Testscript is primarily useful for describing testing scenarios involving executing commands and dealing with files. This makes it a good choice for testing CLI applications in a succinct and human-readable way.
Quick Example
use testscript_rs::testscript;
#[test]
fn test_my_cli() {
testscript::run("testdata")
.setup(|env| {
// Compile your CLI tool
std::process::Command::new("cargo")
.args(["build", "--bin", "my-cli"])
.status()?;
// Copy binary to test environment
std::fs::copy("target/debug/my-cli", env.work_dir.join("my-cli"))?;
Ok(())
})
.execute()
.unwrap();
}
With a test script in testdata/basic.txt:
# Test basic functionality
exec ./my-cli --version
stdout "my-cli 1.0"
exec ./my-cli process input.txt
cmp output.txt expected.txt
-- input.txt --
test content
-- expected.txt --
processed: test content
Running the test will compile the CLI program, make it available to the testscript environment, run the specified commands, and check its output.
Installation
Add testscript-rs to your Cargo.toml:
[dev-dependencies]
testscript-rs = "<release>"
Requires Rust 1.70 or later.
Usage
Basic Usage
use testscript_rs::testscript;
#[test]
fn test_cli() {
testscript::run("testdata").execute().unwrap();
}
With Setup Hook
testscript::run("testdata")
.setup(|env| {
// Compile your binary before each test
std::process::Command::new("cargo")
.args(["build", "--bin", "my-tool"])
.status()?;
Ok(())
})
.execute()
.unwrap();
With Custom Commands
testscript::run("testdata")
.command("custom-cmd", |env, args| {
// Your custom command implementation
println!("Running custom command with args: {:?}", args);
Ok(())
})
.condition("feature-enabled", true)
.preserve_work_on_failure(true) // Debug failed tests
.execute()
.unwrap();
To call the custom command, in your testscript file:
custom-cmd arg1 arg2 arg3
Test Script Format
Test scripts use the txtar format. For complete format documentation, see the original Go testscript documentation.
Built-in Commands
- exec - Execute external commands
- cmp - Compare two files
- stdout/stderr - Check command output (supports regex)

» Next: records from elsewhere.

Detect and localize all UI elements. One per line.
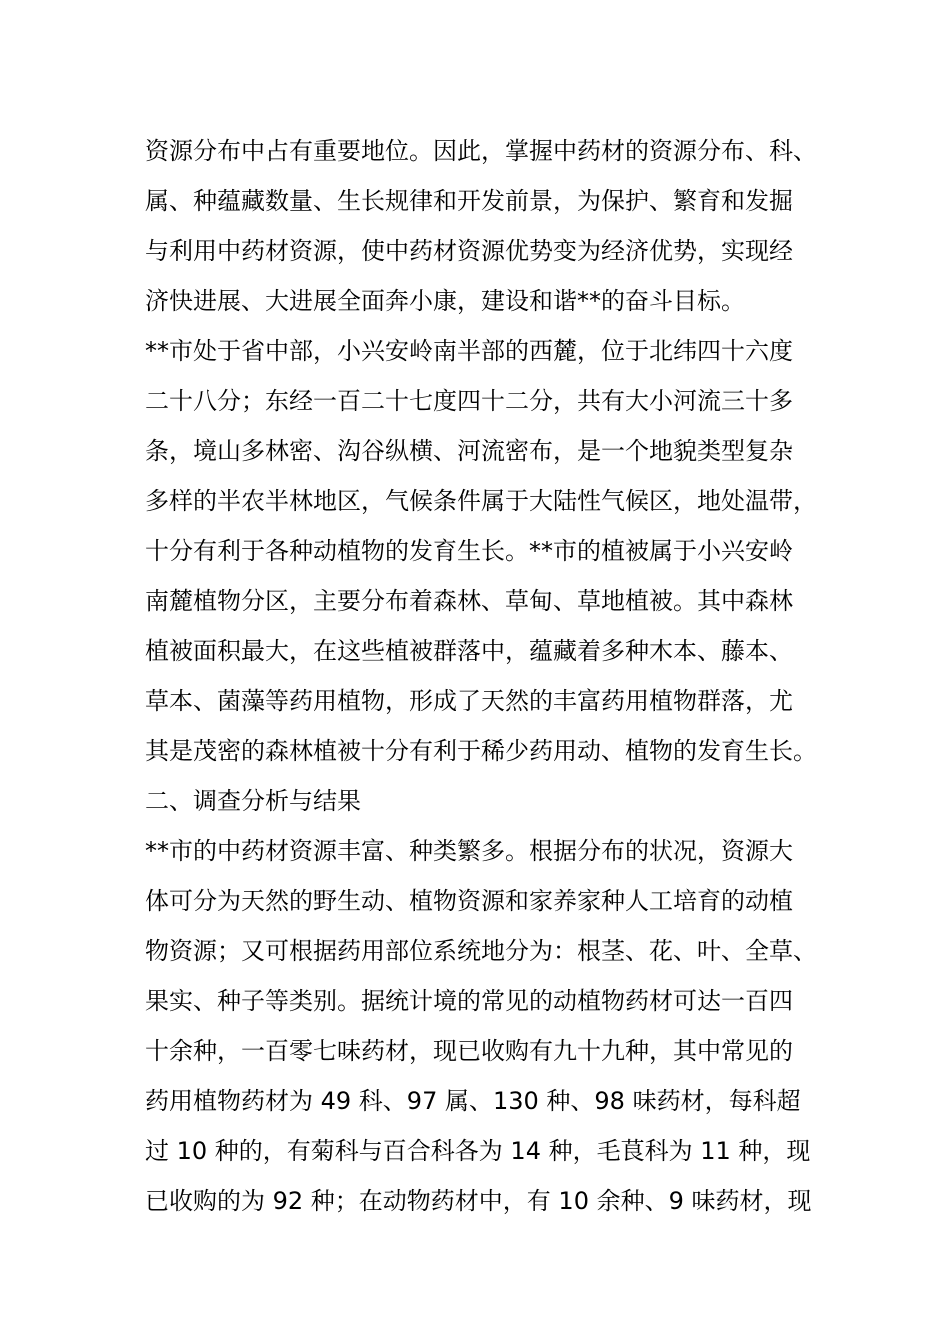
text-line: 药用植物药材为 49 科、97 属、130 种、98 味药材，每科超 xyxy=(145,1087,801,1115)
text-line: 属、种蕴藏数量、生长规律和开发前景，为保护、繁育和发掘 xyxy=(145,187,793,215)
document-body xyxy=(145,126,825,1226)
text-line: 果实、种子等类别。据统计境的常见的动植物药材可达一百四 xyxy=(145,987,793,1015)
section-heading: 二、调查分析与结果 xyxy=(145,787,361,815)
text-line: 多样的半农半林地区，气候条件属于大陆性气候区，地处温带， xyxy=(145,487,817,515)
text-line: 二十八分；东经一百二十七度四十二分，共有大小河流三十多 xyxy=(145,387,793,415)
text-line: **市处于省中部，小兴安岭南半部的西麓，位于北纬四十六度 xyxy=(145,337,793,365)
text-line: 草本、菌藻等药用植物，形成了天然的丰富药用植物群落，尤 xyxy=(145,687,793,715)
text-line: 条，境山多林密、沟谷纵横、河流密布，是一个地貌类型复杂 xyxy=(145,437,793,465)
text-line: 与利用中药材资源，使中药材资源优势变为经济优势，实现经 xyxy=(145,237,793,265)
text-line: 体可分为天然的野生动、植物资源和家养家种人工培育的动植 xyxy=(145,887,793,915)
text-line: 其是茂密的森林植被十分有利于稀少药用动、植物的发育生长。 xyxy=(145,737,817,765)
text-line: **市的中药材资源丰富、种类繁多。根据分布的状况，资源大 xyxy=(145,837,793,865)
text-line: 十余种，一百零七味药材，现已收购有九十九种，其中常见的 xyxy=(145,1037,793,1065)
text-line: 南麓植物分区，主要分布着森林、草甸、草地植被。其中森林 xyxy=(145,587,793,615)
text-line: 过 10 种的，有菊科与百合科各为 14 种，毛茛科为 11 种，现 xyxy=(145,1137,811,1165)
text-line: 已收购的为 92 种；在动物药材中，有 10 余种、9 味药材，现 xyxy=(145,1187,812,1215)
text-line: 济快进展、大进展全面奔小康，建设和谐**的奋斗目标。 xyxy=(145,287,745,315)
text-line: 植被面积最大，在这些植被群落中，蕴藏着多种木本、藤本、 xyxy=(145,637,793,665)
text-line: 物资源；又可根据药用部位系统地分为：根茎、花、叶、全草、 xyxy=(145,937,817,965)
text-line: 资源分布中占有重要地位。因此，掌握中药材的资源分布、科、 xyxy=(145,137,817,165)
text-line: 十分有利于各种动植物的发育生长。**市的植被属于小兴安岭 xyxy=(145,537,793,565)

- exists - Check file existence
- mkdir - Create directories
- cp - Copy files (supports stdout/stderr as source)
- mv - Move/rename files
- rm - Remove files/directories
- chmod - Change file permissions
- env - Set environment variables
- cmpenv - Compare files with environment variable substitution
- stdin - Set stdin for next command
- cd - Change working directory
- wait - Wait for background processes
- kill - Kill background processes
- skip - Skip test execution
- stop - Stop test early (pass)
- unquote - Remove leading
>from file lines - grep - Search files with regex
- symlink - Create symbolic links
Commands can be prefixed with conditions ([unix]) or negated (!).
Error Messages
testscript-rs provides detailed error messages with script context to make debugging easy:
Error in testdata/hello.txt at line 6:
3 | stdout "this works"
4 |
5 | # This command will fail
> 6 | exec nonexistent-command arg1 arg2
7 | stdout "should not get here"
8 |
Note: Some features of
testscriptin Go are not supported in this Rust port:
[gc]for whether Go was built with gc[gccgo]for whether Go was built with gccgo[go1.x]for whether the Go version is 1.x or later
Examples
See examples/sample-cli/ and its testdata directory for more examples.
There are also more tests in testdata that demonstrate and check this implementations behavior.
UpdateScripts (Test Maintenance)
UpdateScripts automatically updates test files with actual command output, making test maintenance easier:
// Enable via API
testscript::run("testdata")
.update_scripts(true)
.execute()
.unwrap();
Or via environment variable:
UPDATE_SCRIPTS=1 cargo test
When enabled, instead of failing on output mismatches, the test files will be updated with actual command output:
Before (failing test):
exec my-tool --version
stdout "my-tool 1.0"
After running with update mode:
exec my-tool --version
stdout "my-tool 2.1.0"
This feature only updates stdout and stderr expectations while preserving file structure and comments.